Gli smart glasses pongono un grosso problema di privacy. “Nel momento in cui scattano una foto e poi la pubblicano sui social, stanno condividendo i dati personali dei soggetti che finiscono nell’immagine, in primis i lineamenti del loro volto” aveva avvertito Guido Scorza, esperto di diritto delle nuove tecnologie e membro del collegio del garante per la protezione dei dati personali a Roma. “Ciò che mi preoccupa è l’utilizzo ‘con leggerezza’ dell’occhiale da parte di soggetti che non hanno piena consapevolezza dei rischi connessi alla condivisione di dati personali online. Pensiamo ai minorenni”.

“Il problema non è solo quello della riconoscibilità dell’occhiale e del momento in cui scatta una foto o registra un video” continua Scorza. “Non basta modificare il design del prodotto. L’intervento va fatto sulla comunicazione”. L’imperativo è quello di aumentare la consapevolezza delle persone di trovarsi in una società sempre più connessa, dove è più facile finire, anche per caso, in foto e video prodotti da persone o aziende che non conosciamo. “Pensiamo alle telecamere di sorveglianza nelle città. Io lavoro in centro a Roma. Nei dintorni del mio ufficio è pieno di telecamere. Non saprei dire dove si trovano esattamente, ma sono consapevole che ci sono, e che mi riprendono. La stessa consapevolezza che ho io e tante altre persone andrebbe ampliata anche alla diffusione degli smart glasses”. Una campagna di comunicazione in profondità, quindi. Chi la dovrebbe fare? “Prima di tutto le aziende stesse, per il principio della responsabilità sociale d’impresa: non basta dare la notizia che il prodotto è sul mercato. Bisogna instillare nel pubblico la consapevolezza di come gli smart glasses vengono utilizzati, e dei loro rischi per la privacy”.

Ray Ban: l’accordo tra Meta e Luxottica

Il lancio dei Ray-Ban Stories, gli smart glasses che Facebook ha sviluppato insieme a ExilorLuxottica, l’azienda italiana che produce gli occhiali a forma a goccia delle lenti, sono un capitolo di una storia iniziata nel 2013 con i Google Glass, annunciati con grande ottimismo dall’azienda di Mountain View. I tempi non erano ancora maturi e l’operazione si rivelò un completo fallimento commerciale. E non fu solo una questione di mancati ricavi. I primi occhiali intelligenti sul mercato scatenarono le stesse critiche che vengono mosse oggi verso i Ray Ban-Meta.
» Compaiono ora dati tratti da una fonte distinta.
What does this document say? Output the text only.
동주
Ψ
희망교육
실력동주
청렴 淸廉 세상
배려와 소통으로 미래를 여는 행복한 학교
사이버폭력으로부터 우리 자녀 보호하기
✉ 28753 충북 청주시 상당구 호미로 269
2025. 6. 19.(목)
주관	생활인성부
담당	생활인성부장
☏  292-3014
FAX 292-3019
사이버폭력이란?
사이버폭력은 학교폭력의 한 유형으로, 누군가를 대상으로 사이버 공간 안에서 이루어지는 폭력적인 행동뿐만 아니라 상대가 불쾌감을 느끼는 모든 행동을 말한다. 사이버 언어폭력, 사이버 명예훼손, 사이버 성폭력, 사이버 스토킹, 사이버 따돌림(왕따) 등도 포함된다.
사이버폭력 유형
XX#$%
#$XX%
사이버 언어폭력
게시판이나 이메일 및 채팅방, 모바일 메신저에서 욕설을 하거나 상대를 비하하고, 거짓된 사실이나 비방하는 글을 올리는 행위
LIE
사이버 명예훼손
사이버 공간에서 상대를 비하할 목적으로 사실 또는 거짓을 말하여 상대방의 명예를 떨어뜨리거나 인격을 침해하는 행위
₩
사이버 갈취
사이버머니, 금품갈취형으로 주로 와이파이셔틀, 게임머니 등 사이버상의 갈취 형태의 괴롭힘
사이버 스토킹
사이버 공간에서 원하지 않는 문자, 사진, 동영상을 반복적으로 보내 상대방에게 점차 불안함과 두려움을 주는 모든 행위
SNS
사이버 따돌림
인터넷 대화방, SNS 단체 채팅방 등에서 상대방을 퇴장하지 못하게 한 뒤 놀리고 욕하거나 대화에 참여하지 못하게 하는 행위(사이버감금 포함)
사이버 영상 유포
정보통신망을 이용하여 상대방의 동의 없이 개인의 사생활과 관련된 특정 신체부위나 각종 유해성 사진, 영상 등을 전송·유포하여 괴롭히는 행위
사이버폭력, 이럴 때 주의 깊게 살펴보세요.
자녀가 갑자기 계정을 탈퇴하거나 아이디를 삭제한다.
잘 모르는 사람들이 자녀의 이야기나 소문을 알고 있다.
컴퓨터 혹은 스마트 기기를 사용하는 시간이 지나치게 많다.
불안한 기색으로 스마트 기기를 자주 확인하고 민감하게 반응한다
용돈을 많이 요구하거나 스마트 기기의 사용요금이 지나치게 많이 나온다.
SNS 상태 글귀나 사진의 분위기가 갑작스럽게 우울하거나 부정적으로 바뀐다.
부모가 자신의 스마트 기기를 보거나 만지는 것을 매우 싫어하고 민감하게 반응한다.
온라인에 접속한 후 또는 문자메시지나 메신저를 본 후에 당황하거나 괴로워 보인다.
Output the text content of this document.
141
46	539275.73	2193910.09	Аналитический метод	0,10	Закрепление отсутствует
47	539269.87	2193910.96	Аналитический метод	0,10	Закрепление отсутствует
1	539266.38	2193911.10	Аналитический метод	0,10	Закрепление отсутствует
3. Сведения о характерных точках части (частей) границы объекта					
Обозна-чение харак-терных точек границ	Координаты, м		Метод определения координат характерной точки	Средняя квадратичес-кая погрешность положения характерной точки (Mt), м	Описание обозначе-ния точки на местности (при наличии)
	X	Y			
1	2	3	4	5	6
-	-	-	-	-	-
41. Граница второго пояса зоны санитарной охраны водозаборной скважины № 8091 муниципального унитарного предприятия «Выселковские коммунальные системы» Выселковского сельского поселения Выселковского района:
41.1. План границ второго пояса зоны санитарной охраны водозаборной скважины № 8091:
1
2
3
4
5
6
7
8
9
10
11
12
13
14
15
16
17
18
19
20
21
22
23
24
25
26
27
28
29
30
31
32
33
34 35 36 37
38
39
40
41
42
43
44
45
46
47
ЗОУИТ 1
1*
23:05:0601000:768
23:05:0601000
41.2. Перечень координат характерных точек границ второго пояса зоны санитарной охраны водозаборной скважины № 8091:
Come fanno quelli che non le stanno indossando a capire quando le lenti smart di qualcuno sono in funzione? L’utilizzo degli occhiali di Google venne così vietato in diversi posti. Nei bar e ristoranti di diverse zone degli Stati Uniti, ad esempio. In California scattarono le prime multe per automobilisti che li indossavano al volante. Già otto anni fa, le persone avvertivano il disagio di non capire se gli occhiali fossero accesi o meno in quanto il sensore Led che si illumina sulla montatura ad ogni registrazione non è ben visibile. In Italia ha suscitato molto clamore l’utilizzo in maniera non corretta da parte nello scandalo che ha visto coinvolti l’ex ministro della Cultura, Gennaro Sangiuliano e l’imprenditrice Maria Rosaria Boccia. Quest’ultima è indagata appunto per alcuni reati, tra cui violazione della privacy, a causa dell’utilizzo dei smart glasses di Meta all’interno del Ministero della Cultura e durante il G7.

Recentemente il fondatore e capo di Meta, Mark Zuckerberg, ha detto in un’intervista a “The Verge” che valuta un investimento “simbolico” in EssilorLuxottica per “rafforzare la partnership nel lungo” periodo tra le due aziende.